L'Atlantique n'est pas le seul océan à enregistrer de nouveaux records. Les températures globales de l'ensemble des mers du Globe s'élèvent de manière inquiétante. A la mi-mars, la température de surface de tous les océans a dépassé la barre des 21 degrés. Une première depuis le début des enregistrements par satellite en 1982.
Le réchauffement des mers est remarquable pour deux raisons: premièrement, les nouveaux records de température dépassent très nettement les anciens. Deuxièmement, ces chiffres inhabituels durent maintenant depuis plus de trois mois, ce qui est inhabituellement long.

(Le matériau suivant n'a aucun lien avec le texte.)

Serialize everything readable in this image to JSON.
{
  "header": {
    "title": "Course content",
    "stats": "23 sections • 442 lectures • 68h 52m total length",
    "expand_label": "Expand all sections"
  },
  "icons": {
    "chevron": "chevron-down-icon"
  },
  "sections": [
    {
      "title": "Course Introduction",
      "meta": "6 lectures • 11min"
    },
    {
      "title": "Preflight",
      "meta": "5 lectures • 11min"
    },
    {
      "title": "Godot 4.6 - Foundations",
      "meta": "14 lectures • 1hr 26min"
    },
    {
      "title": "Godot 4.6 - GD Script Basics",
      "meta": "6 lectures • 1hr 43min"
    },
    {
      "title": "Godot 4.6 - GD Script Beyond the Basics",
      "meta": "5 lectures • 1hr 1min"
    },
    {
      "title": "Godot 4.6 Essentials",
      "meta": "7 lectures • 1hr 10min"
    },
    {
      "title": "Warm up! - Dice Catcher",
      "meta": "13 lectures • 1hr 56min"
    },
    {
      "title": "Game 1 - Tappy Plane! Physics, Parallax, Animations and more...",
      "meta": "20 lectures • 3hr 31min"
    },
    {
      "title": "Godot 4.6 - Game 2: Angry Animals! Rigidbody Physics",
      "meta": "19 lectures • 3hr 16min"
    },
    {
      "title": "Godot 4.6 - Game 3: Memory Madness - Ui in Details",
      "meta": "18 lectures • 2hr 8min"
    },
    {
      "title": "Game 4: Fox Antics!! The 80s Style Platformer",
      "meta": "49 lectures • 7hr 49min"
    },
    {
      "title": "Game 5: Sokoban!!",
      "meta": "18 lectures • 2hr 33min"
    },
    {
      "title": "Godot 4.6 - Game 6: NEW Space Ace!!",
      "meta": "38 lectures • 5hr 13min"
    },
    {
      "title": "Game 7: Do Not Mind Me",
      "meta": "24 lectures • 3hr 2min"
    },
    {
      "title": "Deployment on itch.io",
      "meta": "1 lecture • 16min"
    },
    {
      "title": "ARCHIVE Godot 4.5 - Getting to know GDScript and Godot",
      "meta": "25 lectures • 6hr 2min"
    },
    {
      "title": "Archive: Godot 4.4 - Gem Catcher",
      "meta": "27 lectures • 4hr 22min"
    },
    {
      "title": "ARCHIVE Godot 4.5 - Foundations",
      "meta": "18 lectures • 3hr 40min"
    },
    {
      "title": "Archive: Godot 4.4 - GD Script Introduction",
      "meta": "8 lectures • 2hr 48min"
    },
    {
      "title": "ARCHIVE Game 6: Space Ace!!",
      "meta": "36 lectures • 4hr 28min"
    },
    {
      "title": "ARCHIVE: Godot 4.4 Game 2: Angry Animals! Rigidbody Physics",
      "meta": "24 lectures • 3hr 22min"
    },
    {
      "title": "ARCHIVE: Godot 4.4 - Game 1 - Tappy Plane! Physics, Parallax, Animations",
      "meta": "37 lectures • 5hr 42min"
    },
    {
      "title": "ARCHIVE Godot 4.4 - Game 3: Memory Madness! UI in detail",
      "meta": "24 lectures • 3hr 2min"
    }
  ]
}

Aussi préoccupante soit-elle, la situation ne surprend pas Thomas Frölicher, physicien climatique et professeur de modélisation des océans à l'université de Berne. «Les vagues de chaleur dans les océans deviennent plus fréquentes, plus intenses et plus étendues avec le réchauffement climatique», explique-t-il. Il ajoute:
Le réchauffement de l'Atlantique Nord influence fortement le climat en Suisse et en Europe centrale. MétéoSuisse explique: si la masse d'air au-dessus de l'Atlantique se réchauffe et s'humidifie davantage en raison des températures élevées à la surface, «la masse d'air qui arrive vers l'Europe centrale a un potentiel de fortes précipitations».
Selon MétéoSuisse, il n'est toutefois pas encore possible de faire des prévisions fiables pour l'été. La situation dépend de nombreux facteurs. L'humidité du sol de la masse continentale européenne joue notamment un rôle important.
Dans une étude publiée dans la revue spécialisée Science, Frölicher et son équipe ont démontré que ces vagues de chaleur, parfois violentes voire mortelles pour les habitants des mers, sont devenues plus de vingt fois plus fréquentes depuis le début de l'industrialisation, au 19e siècle.
Les choses se sont accélérées à la fin du 20e siècle. Les vagues de chaleur durent de plus en plus longtemps: alors qu'elles duraient en moyenne 30 jours dans les années 1980, elles sont passées à près de 50 jours au cours de la dernière décennie.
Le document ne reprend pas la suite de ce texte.